- The award for the restaurant industry’s top comeback of 2017 goes to McDonald’s.
- McDonald’s is on a roll, after a serious sales slump.
- The chain is finally managing to modernise – without losing value shoppers.
As the restaurant industry has floundered in 2017, a few major players have triumphed.
Prime among these is McDonald’s – a chain so dominant, that its success sends shockwaves throughout the rest of the industry.
However, McDonald’s newfound swagger was far from guaranteed. In 2015, McDonald’s was struggling to substantially grow sales, especially in the US.
Introducing all-day breakfast in late 2015 helped kick off a turnaround. However, concerns remained that all-day breakfast was a single platform that could be boosting sales, while pre-existing issues festered unaddressed.
2017 was the year those fears were put to rest.
In late October, McDonald’s achieved its third quarter of McDonald’s US comparable sales growth, and the ninth quarter of global comparable sales growth. Over the last two years, same-store sales have increased 5.4% in the US, according to UBS.
“We’re building a better McDonald’s and winning back customers with great tasting food, compelling value, and an enhanced experience,” CEO Steve Easterbrook said in a call with investors at the time.
McDonald’s is finally modernising
Since becoming McDonald’s CEO in 2015, Easterbrook has returned to the concepts of enhancing, elevating, and modernising the chain again and again.
Much of this modernisation is taking place on the menu.

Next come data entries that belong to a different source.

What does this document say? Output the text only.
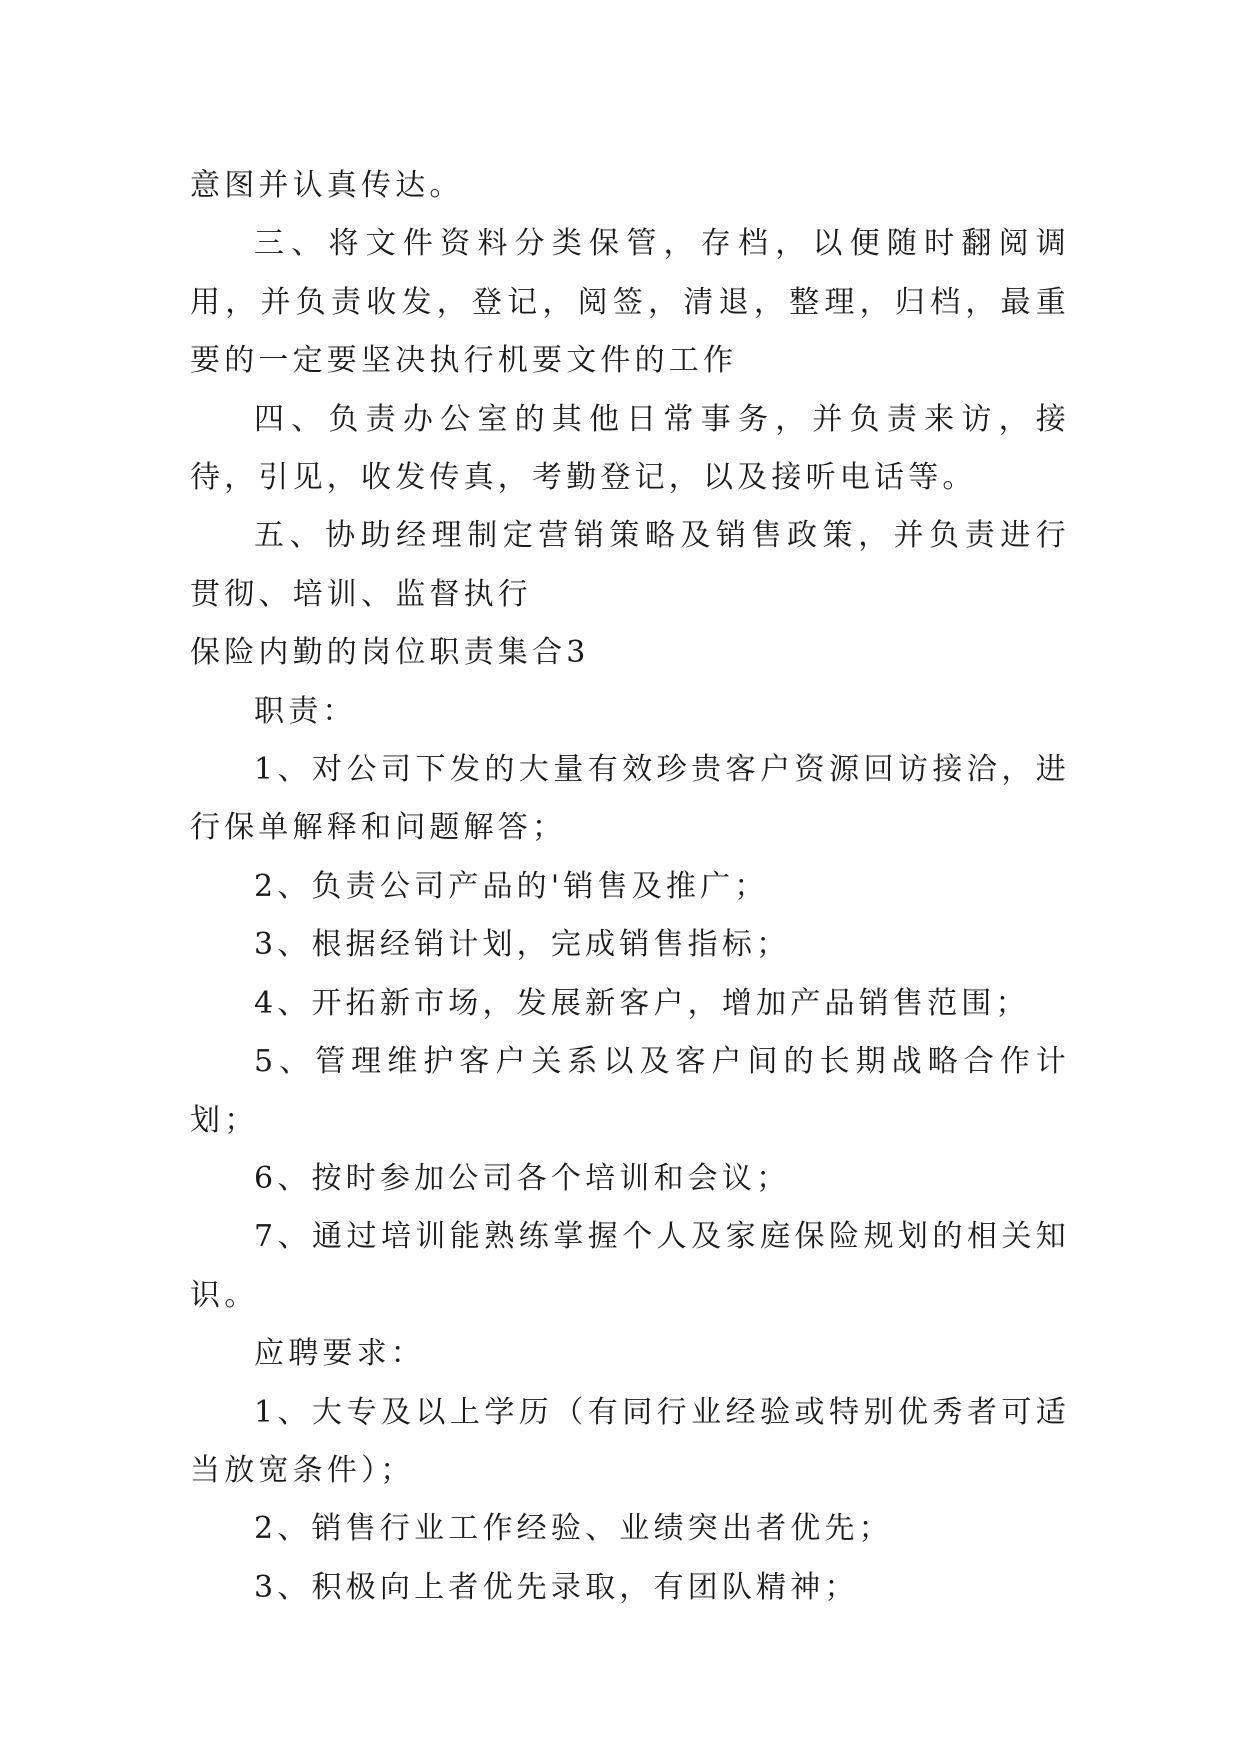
意图并认真传达。

三、将文件资料分类保管，存档，以便随时翻阅调用，并负责收发，登记，阅签，清退，整理，归档，最重要的一定要坚决执行机要文件的工作

四、负责办公室的其他日常事务，并负责来访，接待，引见，收发传真，考勤登记，以及接听电话等。

五、协助经理制定营销策略及销售政策，并负责进行贯彻、培训、监督执行

保险内勤的岗位职责集合3

职责：

1、对公司下发的大量有效珍贵客户资源回访接洽，进行保单解释和问题解答；

2、负责公司产品的'销售及推广；

3、根据经销计划，完成销售指标；

4、开拓新市场，发展新客户，增加产品销售范围；

5、管理维护客户关系以及客户间的长期战略合作计划；

6、按时参加公司各个培训和会议；

7、通过培训能熟练掌握个人及家庭保险规划的相关知识。

应聘要求：

1、大专及以上学历（有同行业经验或特别优秀者可适当放宽条件）；

2、销售行业工作经验、业绩突出者优先；

3、积极向上者优先录取，有团队精神；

In September, McDonald’s announced it had added a new set of more gourmet espresso-based drinks to the menu.
McDonald’s has also rolled out a number of new menu items that use higher-quality ingredients – and cost customers more money.
“Signature crafted” sandwiches made with ingredients like sriracha, guacamole, and artisan grilled chicken, as well as the new Buttermilk Crispy Tenders, have proved to be a hit among customers, according to executives. And, according to franchisees, “hot of the grill” fresh beef burgers have also boosted sales where they have been available.
“When we improve the taste and quality of our products to meet customers’ rising expectations, they reward us with business,” Easterbrook said in October.
The upgrades are also taking place off the menu.
By the end of 2017, all US McDonald’s will offer mobile order-and-pay, which executives believe will continue to attract customers and boost sales. And, 13% of McDonald’s US locations have been remodeled for the chain’s “experience of tomorrow” layout, which includes ordering kiosks and optional table service.
Doubling down on deals
Despite the emphasis on elevating and modernising McDonald’s, the chain did not lose its focus on budget shoppers.
After McDonald’s killed the Dollar Menu in 2014, the chain seriously suffered.
Finally, in 2016, McDonald’s found a suitable replacement: The McPick 2. The promotion continues to evolve, but in its current form, it allows customers to order two items from a list (which varies regionally), paying just $US5.
With the McPick 2 and $US1 beverage deals (or $US2 for McCafe drinks), McDonald’s has finally rediscovered the secret to winning over bargain shoppers.
In 2018, the chain is only going to get stronger when it comes to value. Starting January 4, McDonald’s is rolling out the “$US1 $US2 $US3 menu” – a new take on its iconic Dollar Menu.